41Pour saisir la portée du geste d’Amina, on peut faire quelques détours pour éclairer la scénographie de la présence des femmes. Amina, comme les autres femmes qui se mettent en scène, vise la maîtrise de la représentation. Qu’elle ait été arrêtée et jugée en dit long sur la perturbation que ce geste provoque. C’est en ces moments où le monde bouge et bascule qu’un tel geste devient possible, qu’il échappe à l’enfermement sémantique : personne ne peut dire qu’Amina met en scène la nudité de son corps ailleurs que sur la scène du politique. Il en est de même pour l’égyptienne Aliaa Magda Elmahdy, qui reprend le cliché du nu féminin (rose rouge dans les cheveux, chaussures rouge) pour le réduire. Là encore, le regard qui vient chercher le regardant, bloque le fantasme. On ne mesure pas assez la violence de telles scénographies d’un corps nu, qui se met nu.

42Si l’on reste sur le registre d’une scénographie qui peut coïncider avec d’autres comme celles des Femen, mais qui ne peut y être réduite, il faut prendre la mesure du geste de rupture de ces femmes. Portées par la mémoire des luttes anciennes, notamment celles des indépendances, les Tunisiennes, mais aussi, et de façon moins visible, peut-être moins fractale car le rapport de forces est loin d’être en leur faveur, en Égypte, en Syrie ou en Lybie, des femmes travaillent à émerger en sujet de leur histoire.

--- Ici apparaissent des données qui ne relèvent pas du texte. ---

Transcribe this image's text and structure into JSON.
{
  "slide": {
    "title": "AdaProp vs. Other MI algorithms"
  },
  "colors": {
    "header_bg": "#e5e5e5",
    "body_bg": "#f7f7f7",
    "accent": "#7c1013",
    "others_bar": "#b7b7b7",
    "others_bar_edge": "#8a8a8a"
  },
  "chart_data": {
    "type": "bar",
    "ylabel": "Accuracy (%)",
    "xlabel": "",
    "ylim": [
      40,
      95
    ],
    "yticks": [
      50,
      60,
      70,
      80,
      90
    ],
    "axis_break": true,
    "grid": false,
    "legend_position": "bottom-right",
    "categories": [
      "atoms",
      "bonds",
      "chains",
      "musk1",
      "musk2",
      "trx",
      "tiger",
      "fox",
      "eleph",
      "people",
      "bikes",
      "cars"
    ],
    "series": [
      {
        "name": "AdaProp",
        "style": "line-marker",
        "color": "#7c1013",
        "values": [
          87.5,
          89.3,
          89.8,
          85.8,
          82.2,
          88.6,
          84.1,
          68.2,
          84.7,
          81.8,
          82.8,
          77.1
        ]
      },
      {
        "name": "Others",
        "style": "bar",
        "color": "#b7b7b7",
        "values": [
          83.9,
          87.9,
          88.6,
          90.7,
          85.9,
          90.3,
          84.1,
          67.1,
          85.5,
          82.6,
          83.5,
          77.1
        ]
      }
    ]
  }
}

43L’exemple de la construction d’une image de soi, qui passe par la mise en scène de la nudité du corps permet de montrer une scénographie du féminin. Cette scénographie n’est pas périphérique, elle est au cœur du débat, au cœur même de l’idée de révolution. Amina Sboui ou Aliaa Magda Elmahdy construisent une identité photographique qui passe par la mise en scène du corps. Elles prennent place dans le champ offert en d’autres lieux, en d’autres temps, par les actions des Femen par exemple. Mais elles ne veulent ni ne peuvent y être enfermées, car leur lieu se situe dans le pays de la Révolution.

Finir sans finir

44La part de violence de ce qu’on a appelé révolutions arabes m’avait imposée cette question : les révolutions arabes est-ce du féminin ? Les femmes et leur présence ont subi des violences qui ont voulu les contenir. Finalement, c’est la question des corps qui s’est imposée comme la plus importante. Ce que le geste de Bouazizi impose aussi c’est que la question concerne tous les corps, féminins et masculins, refoulés dans la soumission ou la néantisation, et qui peuvent devenir le lieu du refus et de l’insurrection.